If it's because all electromagnetic wave are not exactly well oppositely synchronized and they "stay alive", is it possible to estimate the "loose" of the synchronized one (there must be some) or is it negligible ?
 A: First, white light consists of a mixture of EM waves of many different frequencies as well as different phases (and, in the unpolarized case, polarizations, although white light can also be polarized). You can't have a superposition of waves of different frequencies be out of phase everywhere - if they're out of phase somewhere, then they'll be in phase somewhere else because they'll have gone through a different number of cycles.
Second, even if you only considered components of a single frequency (i.e. color), white light is an incoherent mixture of random phases and polarizations, not ones that are precisely uniformly distributed around the circle (either in real space for polarizations or the circle of phases).

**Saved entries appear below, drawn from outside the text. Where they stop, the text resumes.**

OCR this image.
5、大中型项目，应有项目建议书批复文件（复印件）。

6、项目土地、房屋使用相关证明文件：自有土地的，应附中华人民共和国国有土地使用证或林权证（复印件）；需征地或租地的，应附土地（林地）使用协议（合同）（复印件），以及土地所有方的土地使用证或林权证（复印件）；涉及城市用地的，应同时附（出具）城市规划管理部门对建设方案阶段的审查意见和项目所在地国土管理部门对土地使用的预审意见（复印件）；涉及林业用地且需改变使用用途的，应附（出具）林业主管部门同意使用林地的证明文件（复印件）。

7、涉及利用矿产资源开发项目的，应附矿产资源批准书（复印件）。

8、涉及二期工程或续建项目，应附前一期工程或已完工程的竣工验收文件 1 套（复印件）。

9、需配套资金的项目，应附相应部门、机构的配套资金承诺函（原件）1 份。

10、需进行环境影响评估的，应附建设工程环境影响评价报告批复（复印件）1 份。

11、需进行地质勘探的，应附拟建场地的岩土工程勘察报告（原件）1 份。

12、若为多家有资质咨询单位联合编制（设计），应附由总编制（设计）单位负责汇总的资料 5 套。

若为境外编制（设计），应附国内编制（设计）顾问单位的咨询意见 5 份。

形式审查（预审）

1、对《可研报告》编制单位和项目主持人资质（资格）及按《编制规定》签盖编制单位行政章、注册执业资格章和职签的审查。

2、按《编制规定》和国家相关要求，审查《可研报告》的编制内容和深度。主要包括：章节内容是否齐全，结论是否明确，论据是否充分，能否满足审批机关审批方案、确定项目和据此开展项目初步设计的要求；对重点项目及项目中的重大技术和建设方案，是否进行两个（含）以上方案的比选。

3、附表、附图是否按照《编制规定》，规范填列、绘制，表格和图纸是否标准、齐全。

And $N$ randomly chosen (i.e. independent and uniformly distributed) phases don't perfectly cancel out when added; instead, they only partially cancel out and the magnitude of the sum is $\sqrt{N}$ times the magnitude of each term by the central limit theorem. It's actually very difficult to arrange it so that the phases precisely cancel each other out, as that requires strong correlation between the constituent phases.
So the overall amplitude still grows as you add in more contributions - just more slowly than if they were added coherently, as with a laser. This is also why having more people sing in unison (but with randomly offset phases) makes the total sound louder rather than quieter.
A: I think it's an interesting question.
One perspective on this problem is that the waves we're talking about represent global oscillations of the EM fields and energy transfer, which solve the wave equation with given boundary conditions.
Waves that are mathematically complementary, which would cancel out, represent a zero solution to the wave equation. Such a situation would arise only when the boundary conditions are such that there is no energy propagation.
If there were any waves cancelling each other out, well, then they wouldn't contribute to the general solution. In a way, other waves would have to "take their place".
To put it slightly differently, if the light source is not producing any light, then where can the energy be going?
A: this is an animation of polarized light:


Electromagnetic waves can be imagined as a self-propagating transverse oscillating wave of electric and magnetic fields. This 3D animation shows a plane linearly polarized wave propagating from left to right. The electric and magnetic fields in such a wave are in-phase with each other, reaching minima and maxima together

In order to have a situation where two such waves would cancel and produce your "black":

*

*the waves should have the exact frequency and be at the exact opposite direction. This experiment can only be done with monochromatic sources, as are lasers,it  has been done and can be viewed here. . The energy of the wave goes back to the source of the wave.


*White light depends on our perception of color and is composed by a large number of frequencies , see color perception here.


*To get a situation as in the experiment linked in 1) two white beams against each other are needed. The fact that white light is composed by innumerable frequencies means that the probability of overlap of two same frequency and polarization parts of the white beams is very small, so blackness (total extinction of white light) cannot result.
A: The simplest answer is that white light has nothing to do with polarity or phase. It has everything to do with frequency and the way our eyes perceive a mixture of photons with different frequencies. In other words you can have white light thats polarized or not polarized and you can have white light thats in or out of phase.